Sogin – società partecipata dal MEF e vigilata dal Mase deputata al decommissioning – ha avviato oggi le operazioni che porteranno al reincapsulamento dei 64 elementi di combustibile nucleare che si trovano nella piscina dell’impianto Itrec di Rotondella (Matera). Un traguardo significativo nell’ambito delle operazioni di ‘stoccaggio a secco’ di questo combustibile, che rappresenta uno degli obiettivi principali del programma di dismissione dell’impianto lucano.
L’intervento, preceduto dalle attività preliminari avviate questa mattina, consiste nel trasferimento di ciascun elemento di combustibile dalle capsule di confinamento in cui si trovano attualmente a nuove capsule idonee al loro inserimento nei due contenitori speciali, denominati cask, già presenti nel sito. Il combustibile sarà quindi inserito ‘a secco’ nei due cask che, a loro volta, saranno stoccati in sicurezza nel deposito temporaneo del sito in attesa del loro trasferimento al Deposito Nazionale, una volta disponibile.

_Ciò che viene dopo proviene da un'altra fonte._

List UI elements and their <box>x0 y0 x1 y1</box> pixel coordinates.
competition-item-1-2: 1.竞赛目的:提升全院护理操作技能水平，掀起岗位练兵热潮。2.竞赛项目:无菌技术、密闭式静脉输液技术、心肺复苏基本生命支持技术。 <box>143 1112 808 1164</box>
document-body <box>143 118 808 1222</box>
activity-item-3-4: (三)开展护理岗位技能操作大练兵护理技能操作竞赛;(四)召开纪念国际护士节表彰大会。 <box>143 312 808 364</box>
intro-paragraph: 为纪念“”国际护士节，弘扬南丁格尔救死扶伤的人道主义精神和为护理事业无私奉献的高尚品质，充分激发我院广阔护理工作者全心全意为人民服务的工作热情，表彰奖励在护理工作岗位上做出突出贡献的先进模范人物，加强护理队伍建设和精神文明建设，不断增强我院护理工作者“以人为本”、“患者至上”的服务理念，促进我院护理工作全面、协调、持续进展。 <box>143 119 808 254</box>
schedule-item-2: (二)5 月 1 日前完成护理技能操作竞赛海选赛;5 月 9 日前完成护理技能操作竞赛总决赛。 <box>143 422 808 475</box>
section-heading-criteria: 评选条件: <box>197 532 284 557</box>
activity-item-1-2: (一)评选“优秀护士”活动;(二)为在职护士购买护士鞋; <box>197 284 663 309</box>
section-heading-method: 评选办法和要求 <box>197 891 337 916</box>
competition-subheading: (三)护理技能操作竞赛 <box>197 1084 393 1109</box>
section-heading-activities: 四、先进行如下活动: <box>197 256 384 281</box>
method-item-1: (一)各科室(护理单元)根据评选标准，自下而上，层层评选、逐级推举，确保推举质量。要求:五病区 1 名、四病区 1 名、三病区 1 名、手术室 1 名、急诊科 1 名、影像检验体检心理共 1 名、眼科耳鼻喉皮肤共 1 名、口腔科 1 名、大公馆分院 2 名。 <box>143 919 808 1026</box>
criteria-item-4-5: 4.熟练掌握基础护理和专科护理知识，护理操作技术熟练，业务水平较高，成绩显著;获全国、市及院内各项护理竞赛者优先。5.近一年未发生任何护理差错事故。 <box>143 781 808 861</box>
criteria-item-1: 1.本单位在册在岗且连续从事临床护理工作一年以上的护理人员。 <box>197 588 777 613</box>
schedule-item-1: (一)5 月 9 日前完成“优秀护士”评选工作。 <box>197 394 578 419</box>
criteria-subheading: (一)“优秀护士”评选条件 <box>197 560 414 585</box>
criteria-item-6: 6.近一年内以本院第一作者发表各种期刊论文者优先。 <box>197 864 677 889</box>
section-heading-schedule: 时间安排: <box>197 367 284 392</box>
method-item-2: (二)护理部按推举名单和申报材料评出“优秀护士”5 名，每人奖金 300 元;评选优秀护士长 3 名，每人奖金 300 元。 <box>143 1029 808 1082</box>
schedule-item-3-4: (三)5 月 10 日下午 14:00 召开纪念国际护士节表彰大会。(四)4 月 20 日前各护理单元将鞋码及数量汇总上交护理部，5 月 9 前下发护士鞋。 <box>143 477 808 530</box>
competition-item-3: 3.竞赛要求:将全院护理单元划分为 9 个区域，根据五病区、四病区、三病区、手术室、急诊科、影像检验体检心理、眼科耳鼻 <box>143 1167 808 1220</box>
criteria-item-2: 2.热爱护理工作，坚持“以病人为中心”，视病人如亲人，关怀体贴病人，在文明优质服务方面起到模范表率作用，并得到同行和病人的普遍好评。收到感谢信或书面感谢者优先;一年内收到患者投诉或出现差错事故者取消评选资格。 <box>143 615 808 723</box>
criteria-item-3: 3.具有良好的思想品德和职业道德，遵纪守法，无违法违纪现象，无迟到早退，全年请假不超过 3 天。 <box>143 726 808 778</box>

Le operazioni si svolgeranno nella piscina dell’impianto e sotto battente d’acqua, per assicurare una naturale schermatura dalle radiazioni. Le attività saranno eseguite secondo specifiche procedure ingegneristiche definite per garantire la sicurezza durante tutte le fasi operative, e per consentire l’ispezione visiva di tutti gli elementi, finalizzata alla verifica della loro integrità strutturale. La fine delle operazioni di reincapsulamento è prevista entro la metà del prossimo anno.
Il progetto di ‘stoccaggio a secco’ dei 64 elementi di combustibile nucleare del ciclo uranio-torio, provenienti dal reattore americano Elk River, è stato interamente pianificato da Sogin e sarà realizzato dai tecnici dell’impianto che hanno seguito uno specifico addestramento.
Questo traguardo è il frutto di un complesso lavoro tecnico e organizzativo raggiunto dalla Società attraverso una costante interlocuzione con Isin, l’Ispettorato Nazionale per la Sicurezza Nucleare e la Radioprotezione.